なお,EC共通価格はU.C.単位で表示されているため,平価の変更によっても自国の価格が上下することになる。例えばフランスでは69年の切下げにより,ミルクの価格は12.5%の切下げ分が価格の上昇につながっている。
(4) インフレの国際波及の強まり
72,73年の物価上昇は,景気と物価上昇加速化の国際的な同時化として注目された。
先進国の物価上昇は,近年国際的な相互波及性を高めている(第2-8図)。
72,73年の場合は,景気も同時的ブームになったことから,それだけインフレの国際的な相互伝播が増幅されたといえる。
海外からのインフレが国内に波及する経路として主要なものは,①価格効果(輸入品の価格の上昇を通じる効果,輸出品の価格が海外市場で上昇する結果国内の同一財が上昇する効果),②国内が完全雇用に近い状態で海外需要が強いため輸出が増大し国内需給をひっ迫させる効果,③貿易収支の黒字を通じ国内の流動性が増大,インフレを加速させる効果,④外資の流入による流動性増大効果,⑤その他多国籍企業を通じる国際的な管理価格の効果,⑥国際的な賃金の平準化(賃金引上げ要求の国際的デモンストレーション効果)などがある。
ここでは輸入物価の上昇が国内物価へどの程度の影響を与えているのかを検討しよう(第2-4表)。

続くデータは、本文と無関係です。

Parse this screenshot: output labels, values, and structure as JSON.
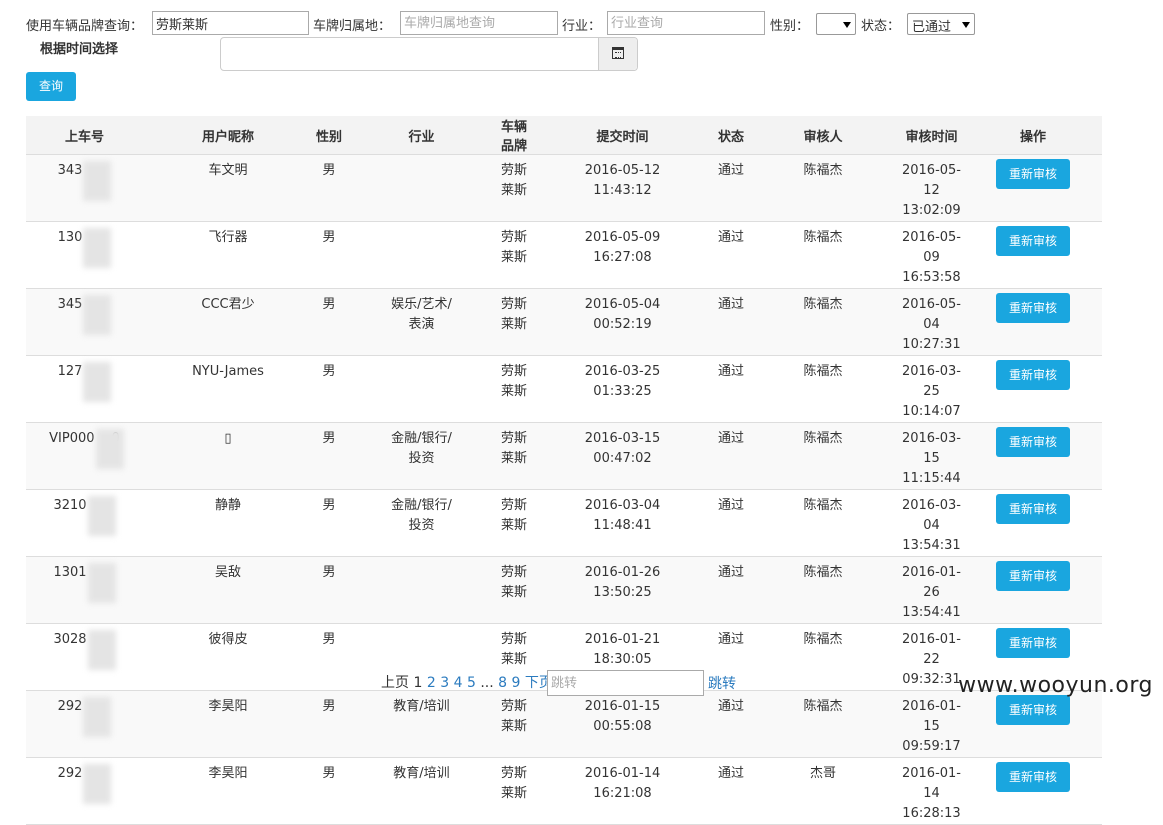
{
  "filters": {
    "brand_label": "使用车辆品牌查询：",
    "brand_value": "劳斯莱斯",
    "plate_label": "车牌归属地：",
    "plate_placeholder": "车牌归属地查询",
    "industry_label": "行业：",
    "industry_placeholder": "行业查询",
    "gender_label": "性别：",
    "gender_value": "",
    "status_label": "状态：",
    "status_value": "已通过",
    "time_label": "根据时间选择",
    "query_button": "查询"
  },
  "table": {
    "headers": [
      "上车号",
      "用户昵称",
      "性别",
      "行业",
      "车辆品牌",
      "提交时间",
      "状态",
      "审核人",
      "审核时间",
      "操作"
    ],
    "rows": [
      {
        "id": "343",
        "nick": "车文明",
        "gender": "男",
        "industry1": "",
        "industry2": "",
        "brand": "劳斯莱斯",
        "submit_date": "2016-05-12",
        "submit_time": "11:43:12",
        "status": "通过",
        "reviewer": "陈福杰",
        "review_date": "2016-05-12",
        "review_time": "13:02:09",
        "action": "重新审核"
      },
      {
        "id": "130",
        "nick": "飞行器",
        "gender": "男",
        "industry1": "",
        "industry2": "",
        "brand": "劳斯莱斯",
        "submit_date": "2016-05-09",
        "submit_time": "16:27:08",
        "status": "通过",
        "reviewer": "陈福杰",
        "review_date": "2016-05-09",
        "review_time": "16:53:58",
        "action": "重新审核"
      },
      {
        "id": "345",
        "nick": "CCC君少",
        "gender": "男",
        "industry1": "娱乐/艺术/",
        "industry2": "表演",
        "brand": "劳斯莱斯",
        "submit_date": "2016-05-04",
        "submit_time": "00:52:19",
        "status": "通过",
        "reviewer": "陈福杰",
        "review_date": "2016-05-04",
        "review_time": "10:27:31",
        "action": "重新审核"
      },
      {
        "id": "127",
        "nick": "NYU-James",
        "gender": "男",
        "industry1": "",
        "industry2": "",
        "brand": "劳斯莱斯",
        "submit_date": "2016-03-25",
        "submit_time": "01:33:25",
        "status": "通过",
        "reviewer": "陈福杰",
        "review_date": "2016-03-25",
        "review_time": "10:14:07",
        "action": "重新审核"
      },
      {
        "id": "VIP000",
        "id_suffix": "0",
        "nick": "▯",
        "gender": "男",
        "industry1": "金融/银行/",
        "industry2": "投资",
        "brand": "劳斯莱斯",
        "submit_date": "2016-03-15",
        "submit_time": "00:47:02",
        "status": "通过",
        "reviewer": "陈福杰",
        "review_date": "2016-03-15",
        "review_time": "11:15:44",
        "action": "重新审核"
      },
      {
        "id": "3210",
        "nick": "静静",
        "gender": "男",
        "industry1": "金融/银行/",
        "industry2": "投资",
        "brand": "劳斯莱斯",
        "submit_date": "2016-03-04",
        "submit_time": "11:48:41",
        "status": "通过",
        "reviewer": "陈福杰",
        "review_date": "2016-03-04",
        "review_time": "13:54:31",
        "action": "重新审核"
      },
      {
        "id": "1301",
        "nick": "吴敌",
        "gender": "男",
        "industry1": "",
        "industry2": "",
        "brand": "劳斯莱斯",
        "submit_date": "2016-01-26",
        "submit_time": "13:50:25",
        "status": "通过",
        "reviewer": "陈福杰",
        "review_date": "2016-01-26",
        "review_time": "13:54:41",
        "action": "重新审核"
      },
      {
        "id": "3028",
        "nick": "彼得皮",
        "gender": "男",
        "industry1": "",
        "industry2": "",
        "brand": "劳斯莱斯",
        "submit_date": "2016-01-21",
        "submit_time": "18:30:05",
        "status": "通过",
        "reviewer": "陈福杰",
        "review_date": "2016-01-22",
        "review_time": "09:32:31",
        "action": "重新审核"
      },
      {
        "id": "292",
        "nick": "李昊阳",
        "gender": "男",
        "industry1": "教育/培训",
        "industry2": "",
        "brand": "劳斯莱斯",
        "submit_date": "2016-01-15",
        "submit_time": "00:55:08",
        "status": "通过",
        "reviewer": "陈福杰",
        "review_date": "2016-01-15",
        "review_time": "09:59:17",
        "action": "重新审核"
      },
      {
        "id": "292",
        "nick": "李昊阳",
        "gender": "男",
        "industry1": "教育/培训",
        "industry2": "",
        "brand": "劳斯莱斯",
        "submit_date": "2016-01-14",
        "submit_time": "16:21:08",
        "status": "通过",
        "reviewer": "杰哥",
        "review_date": "2016-01-14",
        "review_time": "16:28:13",
        "action": "重新审核"
      }
    ]
  },
  "pagination": {
    "prev": "上页",
    "current": "1",
    "pages": [
      "2",
      "3",
      "4",
      "5"
    ],
    "ellipsis": "...",
    "tail_pages": [
      "8",
      "9"
    ],
    "next": "下页",
    "jump_placeholder": "跳转",
    "jump_label": "跳转"
  },
  "watermark": "www.wooyun.org",
  "colors": {
    "accent": "#1aa6df",
    "link": "#2b7bbf"
  }
}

フロート移行後実質切下げとなったアメリカ,イギリスなどでは,その影響もあって輸入物価の上昇率は高く,実質切上げとなった西ドイツ,フランスなどでは低い。日本は実質切上げ国であるにもかかわらず,輸入物価の上昇率が高いが,それは日本の輸入構造が他の先進国に比べて未加工原材料輸入に偏っているため,72~73年の激しい一次産品価格の高騰の影響をより強く受けたことを表わしている。

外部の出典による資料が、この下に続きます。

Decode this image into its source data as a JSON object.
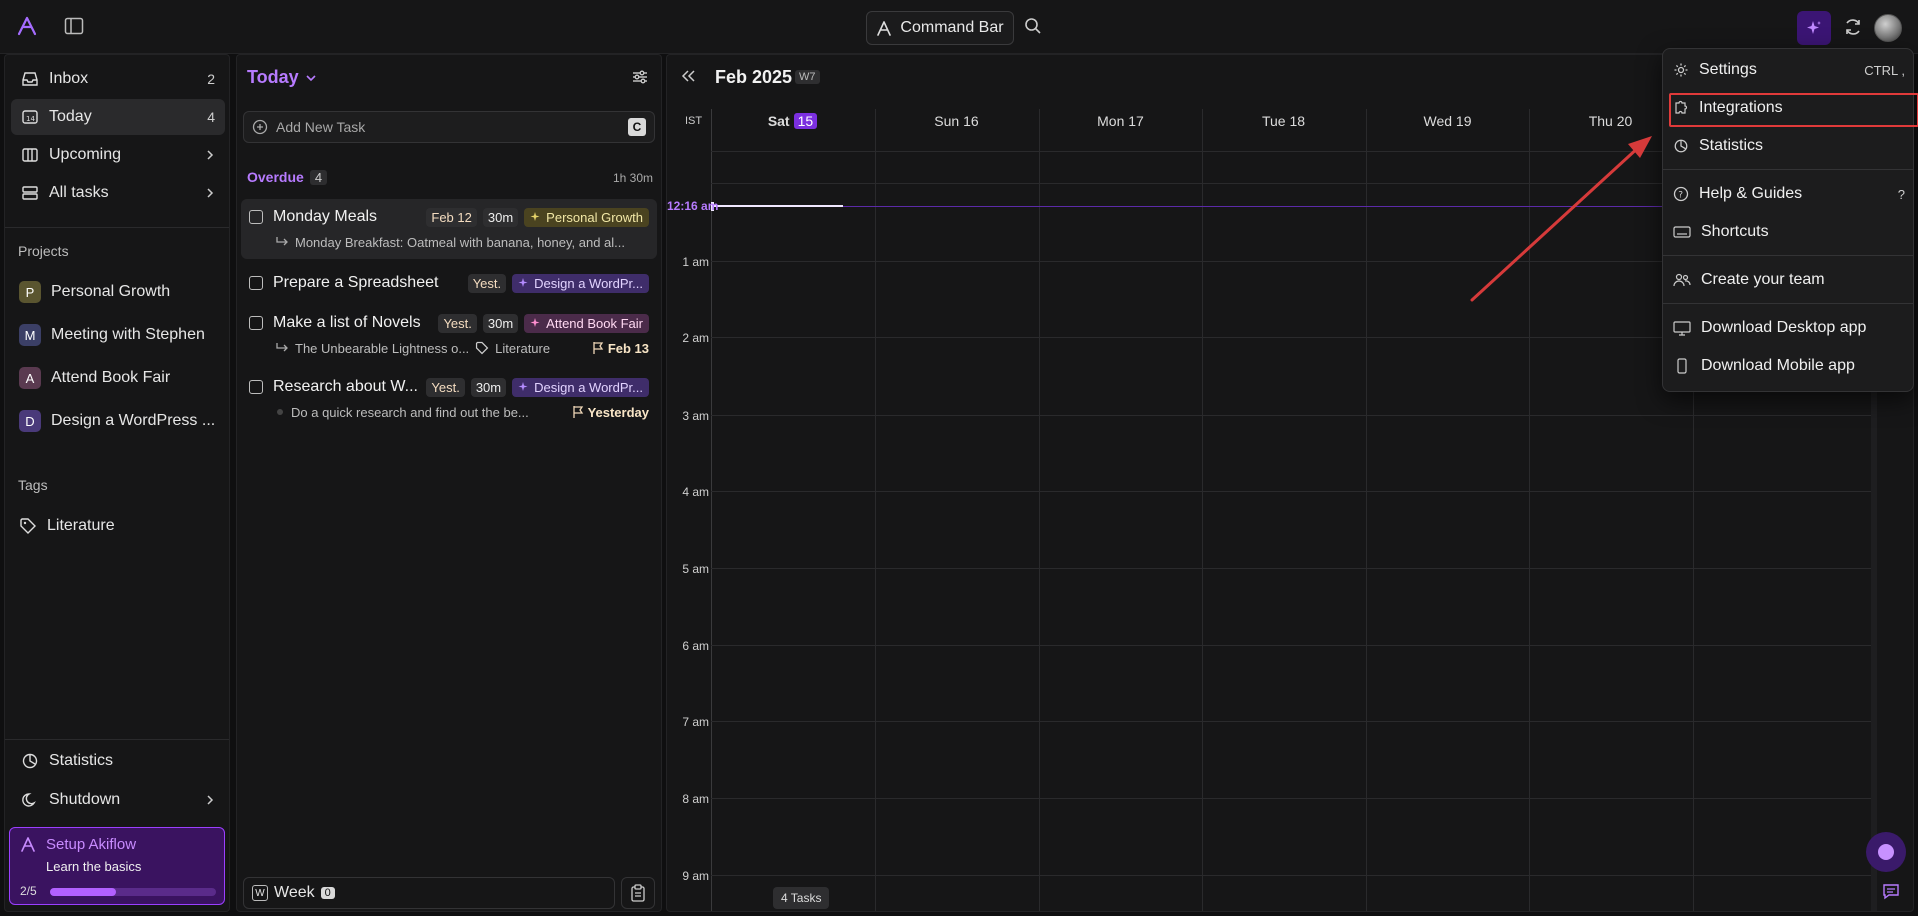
{
  "topbar": {
    "command_bar_label": "Command Bar",
    "icons": [
      "akiflow-logo-icon",
      "sidebar-toggle-icon",
      "search-icon",
      "sparkle-icon",
      "sync-icon",
      "avatar"
    ]
  },
  "sidebar": {
    "nav": [
      {
        "label": "Inbox",
        "count": "2",
        "icon": "inbox-icon"
      },
      {
        "label": "Today",
        "count": "4",
        "icon": "calendar-today-icon"
      },
      {
        "label": "Upcoming",
        "icon": "columns-icon"
      },
      {
        "label": "All tasks",
        "icon": "stack-icon"
      }
    ],
    "projects_title": "Projects",
    "projects": [
      {
        "letter": "P",
        "name": "Personal Growth",
        "color": "#5a5530"
      },
      {
        "letter": "M",
        "name": "Meeting with Stephen",
        "color": "#3b3f66"
      },
      {
        "letter": "A",
        "name": "Attend Book Fair",
        "color": "#5a3a50"
      },
      {
        "letter": "D",
        "name": "Design a WordPress ...",
        "color": "#4a3a7a"
      }
    ],
    "tags_title": "Tags",
    "tags": [
      {
        "name": "Literature"
      }
    ],
    "bottom": [
      {
        "label": "Statistics",
        "icon": "pie-chart-icon"
      },
      {
        "label": "Shutdown",
        "icon": "moon-icon"
      }
    ],
    "setup": {
      "title": "Setup Akiflow",
      "subtitle": "Learn the basics",
      "progress_text": "2/5",
      "progress": 0.4
    }
  },
  "tasklist": {
    "title": "Today",
    "add_placeholder": "Add New Task",
    "add_shortcut": "C",
    "overdue_label": "Overdue",
    "overdue_count": "4",
    "overdue_duration": "1h 30m",
    "tasks": [
      {
        "name": "Monday Meals",
        "date": "Feb 12",
        "duration": "30m",
        "project": "Personal Growth",
        "subtask": "Monday Breakfast: Oatmeal with banana, honey, and al..."
      },
      {
        "name": "Prepare a Spreadsheet",
        "date": "Yest.",
        "project": "Design a WordPr..."
      },
      {
        "name": "Make a list of Novels",
        "date": "Yest.",
        "duration": "30m",
        "project": "Attend Book Fair",
        "subtask": "The Unbearable Lightness o...",
        "tag": "Literature",
        "deadline": "Feb 13"
      },
      {
        "name": "Research about W...",
        "date": "Yest.",
        "duration": "30m",
        "project": "Design a WordPr...",
        "note": "Do a quick research and find out the be...",
        "deadline": "Yesterday"
      }
    ],
    "week_label": "Week",
    "week_icon_letter": "W",
    "week_count": "0"
  },
  "calendar": {
    "month": "Feb 2025",
    "week": "W7",
    "timezone": "IST",
    "days": [
      {
        "name": "Sat",
        "num": "15",
        "today": true
      },
      {
        "name": "Sun",
        "num": "16"
      },
      {
        "name": "Mon",
        "num": "17"
      },
      {
        "name": "Tue",
        "num": "18"
      },
      {
        "name": "Wed",
        "num": "19"
      },
      {
        "name": "Thu",
        "num": "20"
      }
    ],
    "now_label": "12:16 am",
    "hours": [
      "1 am",
      "2 am",
      "3 am",
      "4 am",
      "5 am",
      "6 am",
      "7 am",
      "8 am",
      "9 am"
    ],
    "tasks_pill": "4 Tasks"
  },
  "menu": {
    "items": [
      {
        "label": "Settings",
        "shortcut": "CTRL  ,",
        "icon": "gear-icon"
      },
      {
        "label": "Integrations",
        "icon": "puzzle-icon",
        "highlighted": true
      },
      {
        "label": "Statistics",
        "icon": "pie-chart-icon"
      },
      {
        "label": "Help & Guides",
        "shortcut": "?",
        "icon": "help-circle-icon"
      },
      {
        "label": "Shortcuts",
        "icon": "keyboard-icon"
      },
      {
        "label": "Create your team",
        "icon": "users-icon"
      },
      {
        "label": "Download Desktop app",
        "icon": "monitor-icon"
      },
      {
        "label": "Download Mobile app",
        "icon": "phone-icon"
      }
    ]
  },
  "colors": {
    "accent": "#b77bff",
    "highlight_box": "#e03a3a",
    "arrow": "#d63a3a"
  }
}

輸入物価上昇率が高ければ,それだけ国内物価への影響も大きいが,オランダのような輸入依存度の高い国では輸入物価の上昇率が比較的低いにもかかわらず,それの国内物価へのインパクトは大きくなっている。
国内要因に基く物価の上昇は,物価の直接規制を行っているスウェーデン,イギリス,アメリカなどでは低く,西ドイツ,日本などの物価直接規制のない国では高い。
輸出の増大による需要超過インフレについては今回は,それほど目立っていないが,68年~70年央の物価上昇では重要な要因になったことは記憶に新しい。